Families – who needs ’em?

You know that feeling, when you think you’ve heard it all and then…you realise you haven’t got anywhere close. I had such an experience the other morning on a chill Harlyn Beach having been introduced to a woman in a red anorak with a small dog who used to be a friend of my Padstow chum John. She’s a nurse who works nights in a hospital somewhere on the peninsula and what she told Kim left the pair of us wondering what kind of people can do such a thing?

She spoke of a  patient who has been on her ward for some weeks having successfully come through cancer surgery. It had looked bleak the day he’d been admitted but a combination of NHS expertise, his inner strength and determination combined with a fair share of good luck brought him through to the delight of our wind blown informant and her colleagues.

You can imagine how his family must have felt, the father and grandfather formerly upon the brink now, against all the odds in remission, enjoying a new lease of life for a new year? So pause because whatever you might have thought is wrong on every level. While the patient was recovering from the surgery his family contacted the council to inform it that their late father and grandfather to others would not be requiring his council home any more and the front door key would be returned forthwith. And it didn’t stop there. Having effectively made the patient homeless his family, presumably over an unspecified number of days during the season of goodwill disposed of all of his possessions, every last thing said our informant with the expression of one uncertain of the principles many of us hold dear , some items sold for profit perhaps (if not why?) with the remains donated to charity. 

She went on to explain that her patient was now homeless with his remaining worldly possessions comprising of nothing more than the clothes he’d been wearing when admitted to hospital at the back end of last year. Was her patient speaking with to family? She couldn’t be sure but had heard from colleagues that some of his relatives had been seen on the ward, presumably unhappy with the accomplishment of modern oncology.

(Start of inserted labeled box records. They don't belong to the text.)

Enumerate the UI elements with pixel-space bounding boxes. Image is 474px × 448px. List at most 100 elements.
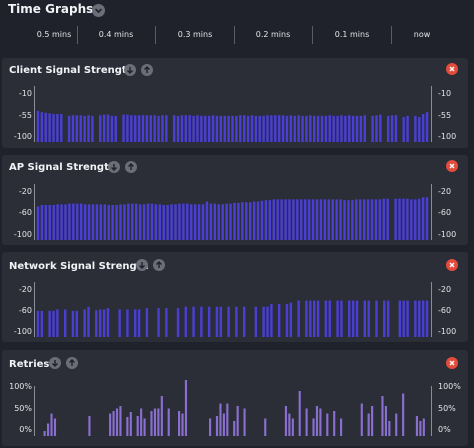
bar (60, 114, 63, 142)
bar (417, 198, 421, 240)
bar (386, 300, 390, 337)
bar (209, 203, 213, 240)
bar (388, 421, 391, 436)
bar (421, 197, 425, 240)
bar (142, 204, 146, 240)
y-tick-label: -100 (13, 132, 32, 141)
bar (285, 115, 289, 142)
bar (36, 206, 40, 240)
bar (188, 115, 191, 142)
bar (233, 421, 236, 436)
move-down-button[interactable] (124, 64, 136, 76)
bar (324, 300, 328, 337)
bar (193, 204, 197, 240)
bar (333, 411, 336, 436)
y-tick-label-right: -20 (438, 285, 452, 294)
bar (134, 115, 137, 142)
bar (348, 115, 351, 142)
bar (415, 416, 419, 436)
timeline-tick-label: 0.3 mins (177, 30, 213, 39)
bar (284, 199, 287, 240)
bar (184, 380, 188, 436)
move-up-button[interactable] (66, 357, 78, 369)
panel-title: AP Signal Strength (9, 162, 116, 173)
bar (344, 115, 347, 142)
bar (131, 203, 134, 240)
bar (176, 115, 180, 142)
y-tick-label: -100 (13, 230, 32, 239)
remove-panel-button[interactable] (446, 63, 458, 75)
bar (145, 115, 149, 142)
bar (126, 417, 129, 436)
chevron-down-icon (95, 8, 102, 13)
bar (209, 418, 212, 436)
bar (226, 403, 229, 436)
bar (242, 306, 246, 337)
bar (204, 115, 207, 142)
bar (223, 115, 226, 142)
move-down-button[interactable] (108, 161, 120, 173)
bar (366, 199, 370, 240)
remove-panel-button[interactable] (446, 160, 458, 172)
bar (276, 199, 279, 240)
y-tick-label: 50% (14, 404, 32, 413)
timeline-tick-label: 0.4 mins (98, 30, 134, 39)
bar (137, 115, 141, 142)
arrow-up-icon (156, 261, 162, 268)
bar (418, 117, 421, 142)
move-up-button[interactable] (125, 161, 137, 173)
move-down-button[interactable] (136, 259, 148, 271)
bar (157, 115, 160, 142)
bar (190, 204, 193, 240)
timeline-divider (155, 26, 156, 44)
bar (79, 115, 82, 142)
bar (419, 421, 422, 436)
bar (305, 408, 308, 436)
bar (83, 309, 86, 337)
panel-title: Retries (9, 359, 50, 370)
bar (264, 200, 268, 240)
left-axis (34, 86, 35, 142)
bar (343, 200, 346, 240)
timeline-axis: 0.5 mins 0.4 mins 0.3 mins 0.2 mins 0.1 … (0, 22, 474, 46)
bar (284, 406, 288, 436)
bar (52, 114, 55, 142)
bar (227, 115, 230, 142)
time-graphs-header: Time Graphs (0, 0, 474, 20)
bar (48, 113, 51, 142)
timeline-tick-label: now (413, 30, 431, 39)
bar (266, 115, 269, 142)
collapse-toggle-button[interactable] (92, 4, 105, 17)
bar (355, 115, 359, 142)
remove-panel-button[interactable] (446, 259, 458, 271)
move-up-button[interactable] (153, 259, 165, 271)
network-signal-strength-panel: Network Signal Strength -20 -60 -100 -20… (2, 252, 468, 342)
move-down-button[interactable] (49, 357, 61, 369)
bar (172, 115, 176, 142)
arrow-down-icon (127, 67, 133, 74)
y-tick-label: -10 (18, 89, 32, 98)
ap-signal-strength-panel: AP Signal Strength -20 -60 -100 -20 -60 … (2, 155, 468, 245)
bar (130, 115, 133, 142)
bar (406, 300, 409, 337)
bar (315, 199, 319, 240)
bar (367, 413, 370, 436)
bar (126, 114, 129, 142)
arrow-up-icon (128, 163, 134, 170)
bar (91, 204, 95, 240)
bar (227, 306, 230, 337)
bar (414, 199, 417, 240)
bar (217, 204, 220, 240)
bar (225, 203, 228, 240)
bar (309, 115, 312, 142)
bar (359, 199, 362, 240)
bar (371, 115, 374, 142)
bar (262, 115, 265, 142)
bar-plot (36, 300, 429, 337)
bar (215, 306, 219, 337)
bar (140, 408, 143, 436)
bar (44, 112, 47, 142)
remove-panel-button[interactable] (446, 357, 458, 369)
bar (348, 300, 351, 337)
move-up-button[interactable] (141, 64, 153, 76)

If you’re struggling to get your head around that unsettling glimpse of the dark side of humanity listen on.

“We’re in what we call the ‘dumping season’ said our nurse perhaps used to maintaining an enigmatic non partisan expression when all decency is collapsing around her and her colleagues. “It’s in the run up to Christmas. Families bring elderly relatives to A&E and just leave them.”

Due to illness?

“No. Just elderly and a bit slower and a bit less able. It’s as if they don’t want to have to bother with them when there are other things to do.” Sort of like, Christmas dinner and parties? She nodded and almost grimaced. 

These older family members are left in hospital ”bed blocking” until a care package is established for them. 

These families, I speculate choosing my words carefully, could they be described as the financially oppressed working class? Not at all. The dumping season applies to families across the economic and cultural spectrum.

“They are all white. It might be because English families don’t value family togetherness as much as other cultures where the elderly are respected.

“It’s one of the reasons the NHS is under such pressure. All those elderly people dumped on us are bed blocking taking up places we would otherwise use for patients who need them.”

I asked what ‘dumping’ and the  patient whose family has left him homeless and bereft does for her faith in human nature? She offers a wan smile and walks off to retrieve her little dog’s ball.